Bila menelusuri berbagai literatur di bidang kemiliteran modern, profil dan model kemiliteran di Indonesia memang memiliki keunikan dan kekhasannya tersendiri. Sementara dalam peran di masa lampau terutama di era pemerintahan  Presiden Soeharto, TNI pernah mengalami distorsi peran dengan menjadikan komando teritorialnya, sebagai kepanjangan tangan politik, bahkan untuk melakukan berbagai tindakan kekerasan dan pelanggaran HAM.[2]

Koter, Dwi Fungsi ABRI dan Hegemoni Militer

Pembentukan koter merupakan upaya pelembagaan dari konsep dwi fungsi ABRI (peran sosial politik tentara). Kendati, dalam fakta historis keterlibatan tentara dalam urusan non-kemiliteran sebenarnya telah dimulai sejak awal kemerdekaan. Hal itu karena lebih didorong oleh situasi dan kondisi bangsa pada saat itu.[3]   Konstelasi politik yang kompleks dalam suasana revolusioner saat itu telah melahirkan sosok tentara yang otonom dari segala campur tangan pemerintahan sipil. Tentara menganggap dirinya tidak dilahirkan melalui ‘rahim’ sistem politik dan pemerintahan yang saat itu didominasi oleh para politisi, melainkan oleh kompleksitas suasana revolusioner tersebut.[4]  Namun demikian tentara hanya memiliki legitimasi sejarah yang belum terlembagakan secara lebih baku baik dalam bentuk doktrin maupun peraturan perundang-undangan karena hanya berbentuk pernyataan ataupun pidato petinggi tentara tentang perlunya keterlibatan tentara dalam urusan non-kemiliteran.[5] Setelah segala permasalahan internal berhasil diselesaikan dan kudeta PKI berhasil digagalkan serta kewibawaan politik Presiden Soekarno semakin merosot, tentara mulai memiliki kesempatan lebih baik untuk merekonseptualisasi jati dirinya, terutama dalam menentukan bagaimana posisi seharusnya dalam sistem politik dengan konsep ‘dwi fungsi’.[6]

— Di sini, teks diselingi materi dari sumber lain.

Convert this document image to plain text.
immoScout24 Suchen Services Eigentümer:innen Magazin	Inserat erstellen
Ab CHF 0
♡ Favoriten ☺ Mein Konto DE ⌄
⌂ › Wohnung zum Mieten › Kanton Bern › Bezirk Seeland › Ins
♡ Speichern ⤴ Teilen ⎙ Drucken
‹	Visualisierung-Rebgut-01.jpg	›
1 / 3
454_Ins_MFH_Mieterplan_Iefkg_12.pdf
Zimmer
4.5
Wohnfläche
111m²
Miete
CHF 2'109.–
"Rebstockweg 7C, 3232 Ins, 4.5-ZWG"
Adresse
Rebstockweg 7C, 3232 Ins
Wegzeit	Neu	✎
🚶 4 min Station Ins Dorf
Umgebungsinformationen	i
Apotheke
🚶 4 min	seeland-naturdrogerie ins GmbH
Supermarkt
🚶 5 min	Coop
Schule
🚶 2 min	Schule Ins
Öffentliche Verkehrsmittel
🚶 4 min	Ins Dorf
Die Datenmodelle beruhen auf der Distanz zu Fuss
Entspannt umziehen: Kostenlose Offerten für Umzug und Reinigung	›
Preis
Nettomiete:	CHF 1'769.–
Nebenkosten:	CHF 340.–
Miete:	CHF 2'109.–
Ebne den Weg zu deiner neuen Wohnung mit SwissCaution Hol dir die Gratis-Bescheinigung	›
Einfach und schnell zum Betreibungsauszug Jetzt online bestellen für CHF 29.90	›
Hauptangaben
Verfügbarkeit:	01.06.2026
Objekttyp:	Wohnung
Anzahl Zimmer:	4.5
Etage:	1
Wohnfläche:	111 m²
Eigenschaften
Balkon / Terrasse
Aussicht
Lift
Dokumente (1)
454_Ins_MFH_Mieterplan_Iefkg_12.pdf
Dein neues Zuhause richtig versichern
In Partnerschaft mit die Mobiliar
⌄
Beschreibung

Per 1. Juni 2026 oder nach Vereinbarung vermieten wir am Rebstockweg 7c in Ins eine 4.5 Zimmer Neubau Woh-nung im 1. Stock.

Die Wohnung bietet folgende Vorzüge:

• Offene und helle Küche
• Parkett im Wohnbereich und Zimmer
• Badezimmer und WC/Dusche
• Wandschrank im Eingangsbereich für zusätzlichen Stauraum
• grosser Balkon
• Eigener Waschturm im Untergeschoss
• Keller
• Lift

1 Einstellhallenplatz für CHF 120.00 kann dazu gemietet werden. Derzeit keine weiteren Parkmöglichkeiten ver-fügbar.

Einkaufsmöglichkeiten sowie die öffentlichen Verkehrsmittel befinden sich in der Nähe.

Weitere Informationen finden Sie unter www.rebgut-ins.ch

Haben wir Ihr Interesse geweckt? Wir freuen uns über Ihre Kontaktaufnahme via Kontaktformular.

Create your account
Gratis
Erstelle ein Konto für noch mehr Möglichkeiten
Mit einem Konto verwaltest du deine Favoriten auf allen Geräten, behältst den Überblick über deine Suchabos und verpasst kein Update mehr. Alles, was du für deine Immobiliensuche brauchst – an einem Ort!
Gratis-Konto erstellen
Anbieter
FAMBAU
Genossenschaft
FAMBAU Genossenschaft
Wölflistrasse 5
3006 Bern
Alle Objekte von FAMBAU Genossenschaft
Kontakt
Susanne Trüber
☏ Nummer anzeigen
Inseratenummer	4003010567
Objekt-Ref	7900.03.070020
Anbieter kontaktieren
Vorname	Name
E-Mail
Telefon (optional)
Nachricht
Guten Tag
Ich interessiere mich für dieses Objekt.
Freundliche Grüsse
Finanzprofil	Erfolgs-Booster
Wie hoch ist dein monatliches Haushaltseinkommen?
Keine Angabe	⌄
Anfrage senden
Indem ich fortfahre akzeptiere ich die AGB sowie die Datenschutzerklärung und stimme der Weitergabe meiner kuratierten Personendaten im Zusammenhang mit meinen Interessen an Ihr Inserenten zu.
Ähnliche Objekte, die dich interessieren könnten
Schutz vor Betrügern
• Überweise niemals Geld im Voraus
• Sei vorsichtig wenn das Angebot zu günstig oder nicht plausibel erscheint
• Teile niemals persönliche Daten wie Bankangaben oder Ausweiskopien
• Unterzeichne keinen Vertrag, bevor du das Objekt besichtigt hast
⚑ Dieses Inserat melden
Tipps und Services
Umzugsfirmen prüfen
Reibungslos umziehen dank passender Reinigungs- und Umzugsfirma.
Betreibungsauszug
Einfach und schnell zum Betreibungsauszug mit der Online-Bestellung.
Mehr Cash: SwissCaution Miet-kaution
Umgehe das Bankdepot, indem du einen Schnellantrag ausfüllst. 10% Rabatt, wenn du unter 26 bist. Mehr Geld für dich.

Pada perkembangan selanjutnya, dengan mengatasnamakan dwifungsi, struktur teritorial ini melakukan pembinaaan teritorial yang memasukkan muatan sosial politik, karena ABRI adalah bagian dari eksekutif dan memiliki struktur yang paralel dengan struktur departemen dalam negeri. Muatan sosial politik dapat diterjemahkan dengan upaya memenangkan golongan, maupun permainan otoritas dalam memenangkan pemilihan lurah, camat, bupati, dan seterusnya dengan kata lain ABRI memperkokoh dirinya untuk menjadi alat kekuasaan.[7] Untuk tujuan manajemen daerah operasi militer, Indonesia dibagi dalam sepuluh daerah militer (Kodam atau Komando Daerah Militer) yang dipimpin oleh seorang panglima berpangkat mayor jenderal.[8] Masing-masing daerah militer dibagi lagi ke dalam resort-resort militer (Korem atau Komando Resort Militer), seluruhnya berjumlah 39, yang didirikan di tingkat bekas keresidenan dan dipimpin oleh seorang colonel. Masing-masing resort militer ini dibagi lagi menjadi distrik-distrik militer (Kodim atau Komando Distrik Militer) seluruhnya berjumlah 150 dan dipimpin oleh seorang letnan kolonel. Masing-masing Kodim ini kemudian dibagi lagi menajdi sub-distrik militer (Koramil atau Komando Rayon Militer). Kepada Koramil inilah para aparat yang tak berpangkat (Babinsa) yang disetiap desa memberikan laporan.[9]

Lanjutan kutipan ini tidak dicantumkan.